The False Hope of More Guns

Never wanting to let a tragedy go to waste, the conservative media were quick to pounce on the recent murder of four marines in Tennessee. Breitbart News put up one article titled "'PRACTICING MUSLIM' WHO KILLED 4 MARINES WORKED AT SUPERIOR ESSEX IN FRANKLIN, TENNESSEE" while Fox News quoted Charles Krauthammer as saying this attack is "in all probability an example of radical Islam at work".

At this point the motives are unknown so it is possible that the killer is an Islamic terrorist. It's also possible that his yearbook quote "My name causes national security alerts. What does yours do?" showed he was tired of being treated like a terrorist despite being an American citizen. Of course it's also possible that mental health played a bigger role than either faith or U.S. Islamophobia, but peddling fear is really the goal of today's entertainment - based news.

Ironically, many of the media outlets that are quick to play up the possible connection between a Muslim killer's faith and their actions are the same that downplay race in murders perpetrated by white assailants such as the case of Dylann Roof who killed nine people at an historically black church in South Carolina last month.

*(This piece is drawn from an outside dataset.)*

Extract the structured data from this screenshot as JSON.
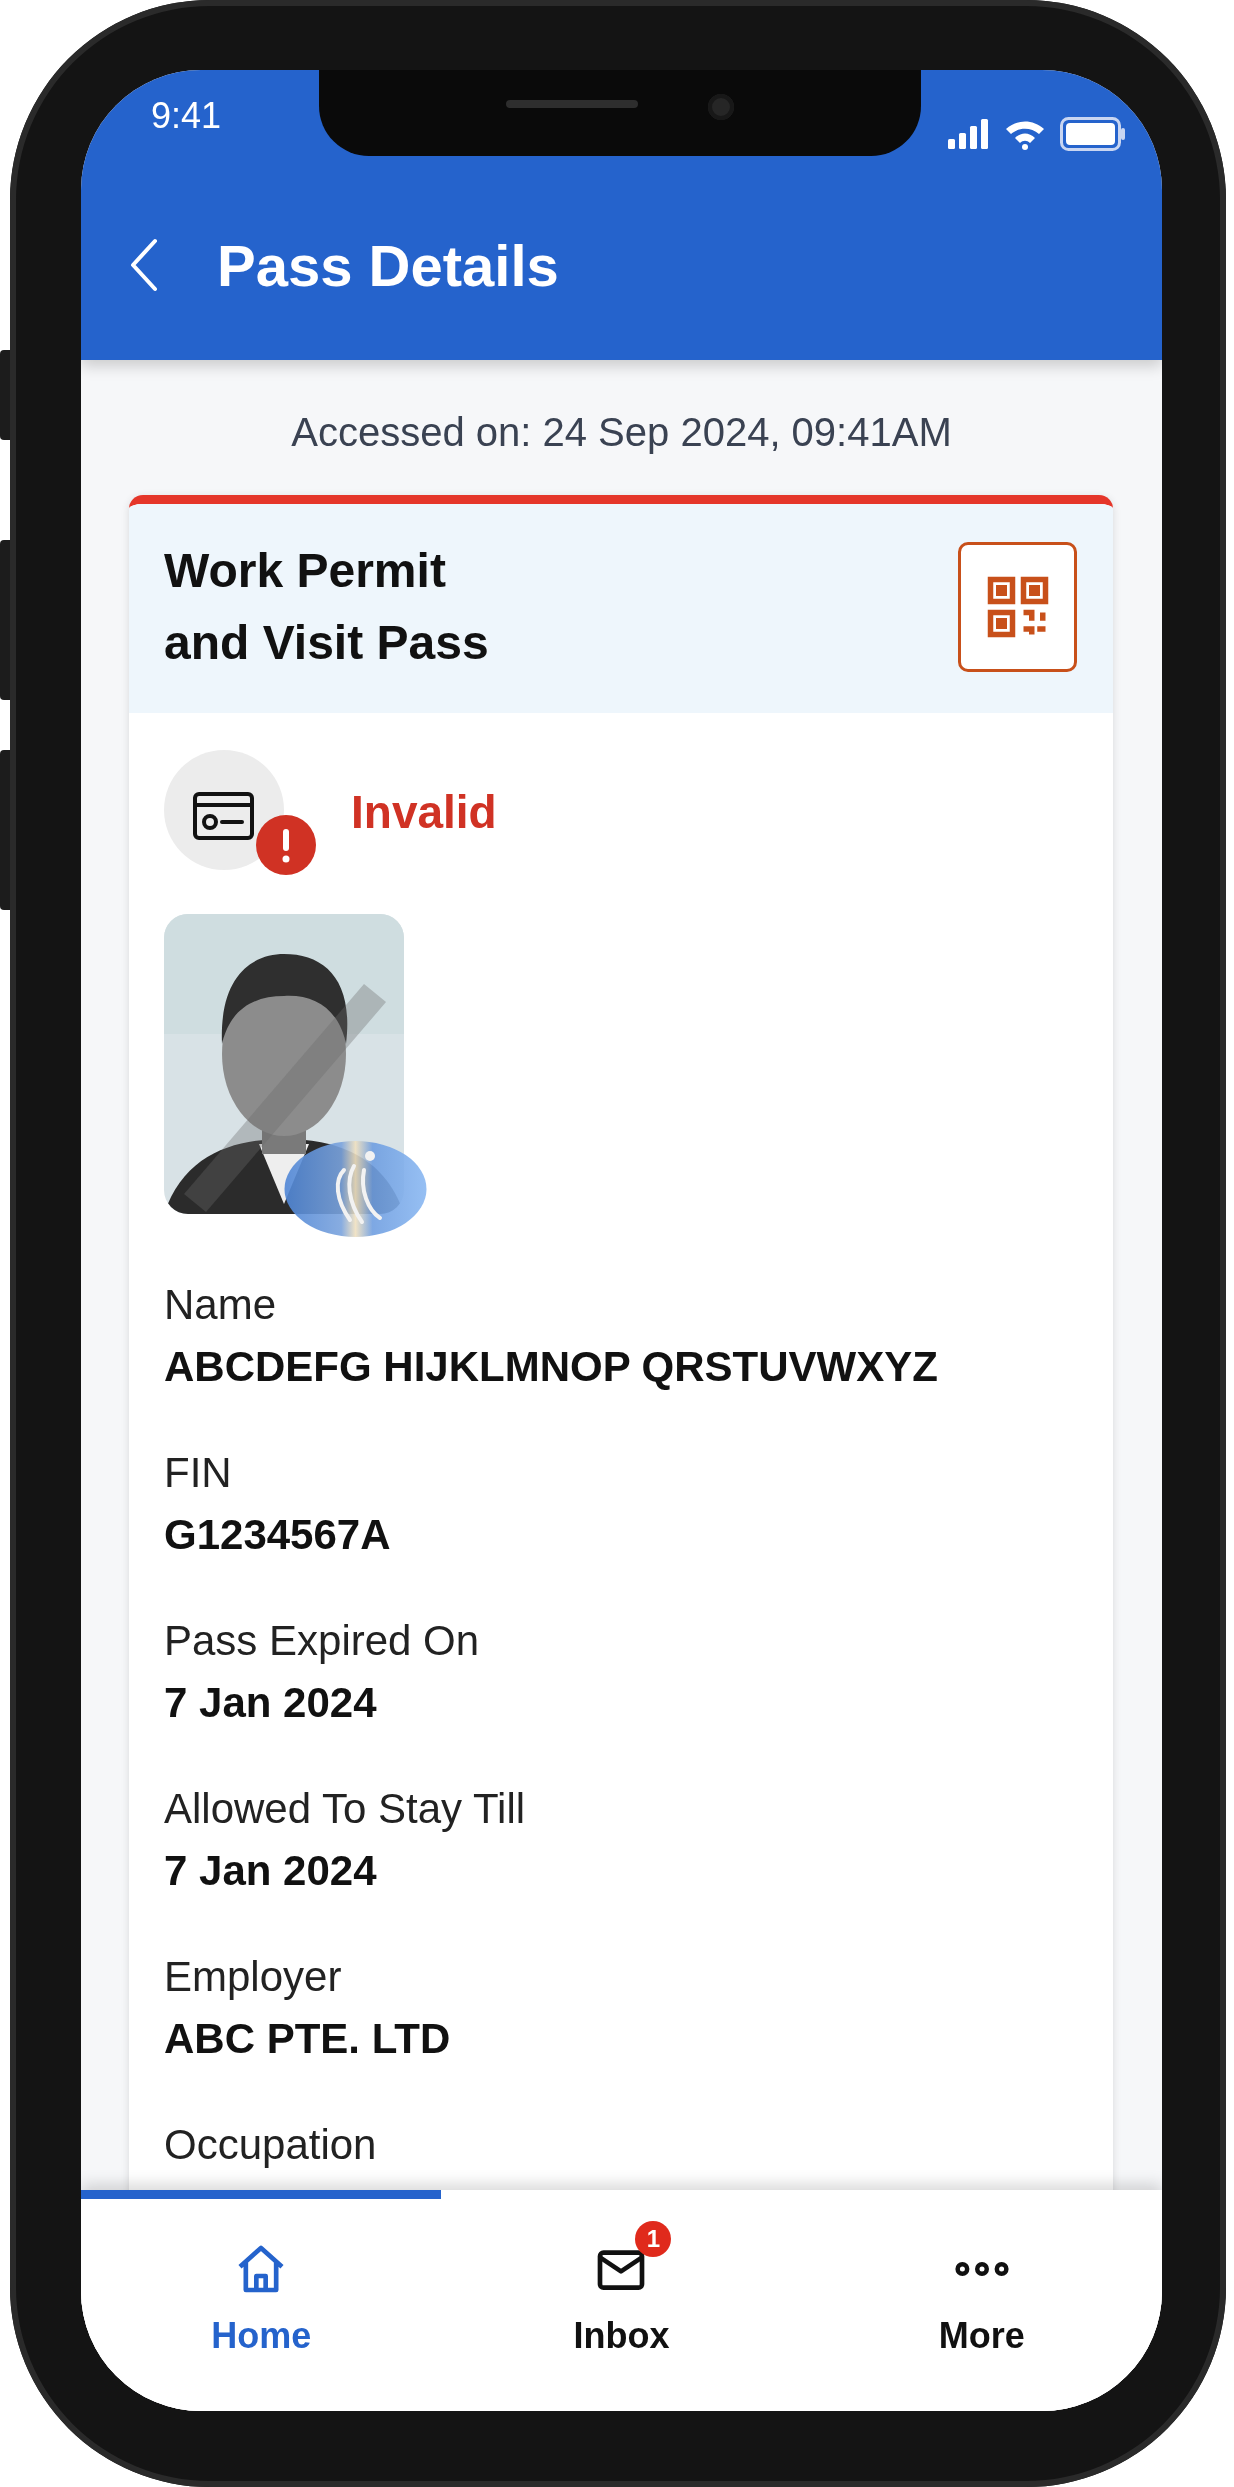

Regardless of the motives one thing is clear, the killer used a gun to perpetrate the murders, which means gun rights advocates needed to move swiftly to not only defend the right to bear arms to but insist that the only way to stop events like this in the future is to have more guns. The usual raconteurs like John R. Lott and Todd Starnes posted articles titled "Chattanooga shootings: Why should we make it easy for killers to attack our military?" and "Chattanooga shooting proves it's time to arm our Armed Forces".

The problem is that even if these marines had guns on their person the shots were fired from outside their facility without any warning. It's likely that by the time they took cover and got a good vantage point to return fire the shooter would have been gone. Such a policy might have been more effective in other military base shootings such as Fort Hood or the Washington Naval Yard, but there are plenty of other locations across the U.S. that are just as "gun free" as a military base that don't experience these types of mass killings. Airport terminals for example do not allow any weapons, yet they are not havens for mass shootings.

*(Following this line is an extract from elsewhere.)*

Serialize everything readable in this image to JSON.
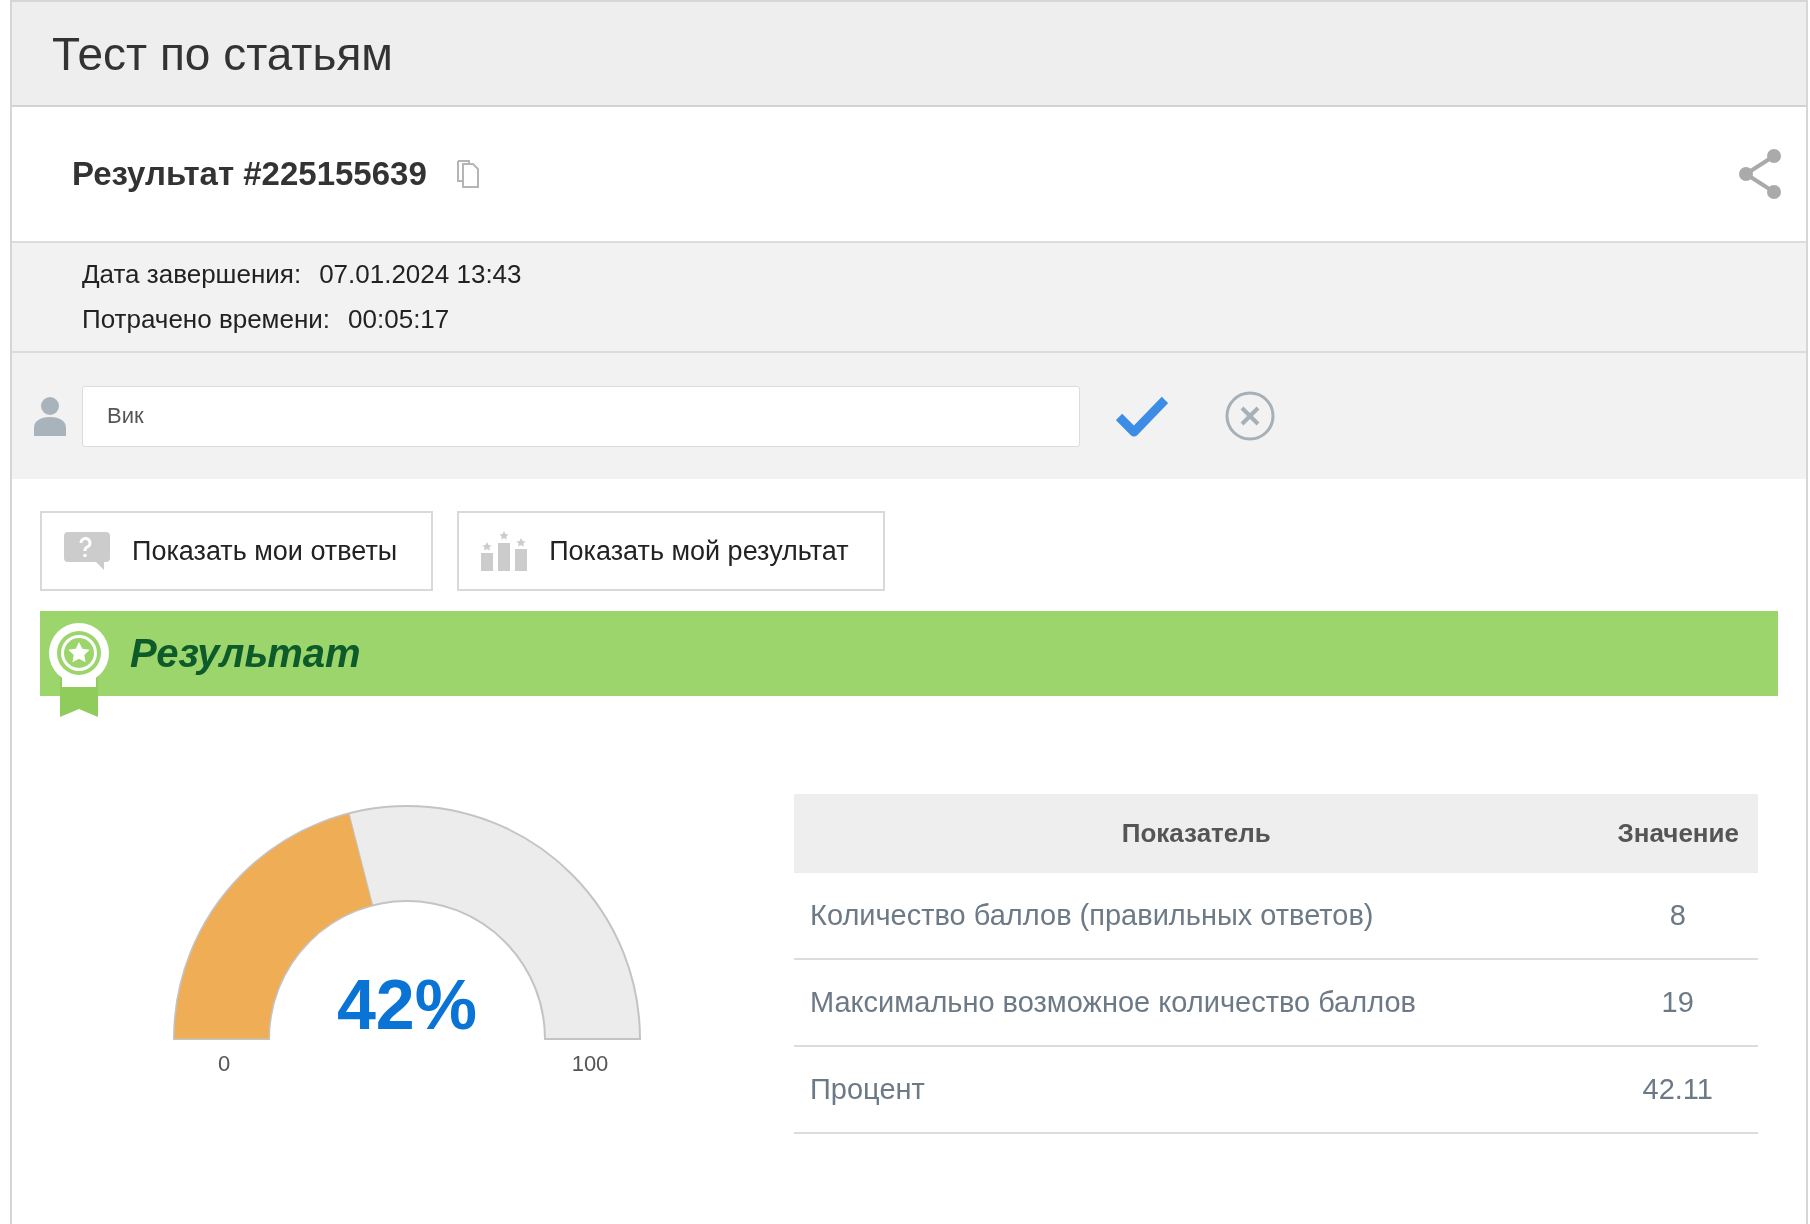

The reason seems to be that airports have stricter security for entering the facility than most military bases. Perhaps rather than having every federal employee armed to the teeth to prevent what is a rare occurrence, we should just provide better security that would deter or prevent shooters from reaching unarmed staff; because, while it is likely that having more armed personnel would limit the number of people who die during a mass shooting, it is also likely that the increased presence of firearms would lead to a rise in shootings.

Data show that carrying a gun increases aggressive behaviors which means having armed employees could turn heated or violent workplace incidents into homicides. Given that this sort of escalation has occurred on military bases in war zones before, it seems the military is not immune to workplace shootings.

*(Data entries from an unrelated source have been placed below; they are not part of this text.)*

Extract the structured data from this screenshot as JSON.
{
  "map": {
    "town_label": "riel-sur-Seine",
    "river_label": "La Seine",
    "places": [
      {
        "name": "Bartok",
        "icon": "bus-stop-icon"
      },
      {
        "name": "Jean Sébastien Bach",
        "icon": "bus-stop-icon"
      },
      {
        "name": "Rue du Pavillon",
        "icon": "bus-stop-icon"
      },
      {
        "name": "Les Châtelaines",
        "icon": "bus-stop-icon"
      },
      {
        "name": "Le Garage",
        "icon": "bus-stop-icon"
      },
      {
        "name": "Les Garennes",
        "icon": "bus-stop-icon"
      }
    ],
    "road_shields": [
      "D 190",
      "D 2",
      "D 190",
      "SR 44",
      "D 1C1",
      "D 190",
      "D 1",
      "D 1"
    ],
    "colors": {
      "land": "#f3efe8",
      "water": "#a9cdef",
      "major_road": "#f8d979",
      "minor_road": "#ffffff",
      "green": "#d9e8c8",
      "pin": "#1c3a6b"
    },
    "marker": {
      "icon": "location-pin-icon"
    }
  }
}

The problem is that simply having a firearm isn't a silver bullet for preventing shootings. Data show that from 1994 to 2003, of the 616 police officers killed by criminals while on duty 52 of them were shot with their own weapon while in the military "insider attacks" accounted for 96 deaths in Afghanistan between 2011 and 2012. Obviously the presence of guns did not deter the attackers in these situations.

This narrative that more guns equals less crime is a common one in the conservative media, but the data used to make this assertion has been roundly disputed. While its certainly possible that crime goes down as more people carry firearms, the statistics also indicate a trend towards more firearm deaths with an increased number of concealed carry permits.



If the solution for preventing gun deaths results in more gun deaths, is it really a solution?

The reality is that outside of eliminating all guns, the best way to reduce gun violence is to give the authorities the tools necessary to restrict who can purchase firearms, to track the sale of guns, and to seize weapons that were obtained illegally. Unfortunately, gun advocates' devotion to putting a firearm in the hand of every good guy also makes getting a gun easier for bad guys. Changing that fact doesn't require the repeal of the second amendment.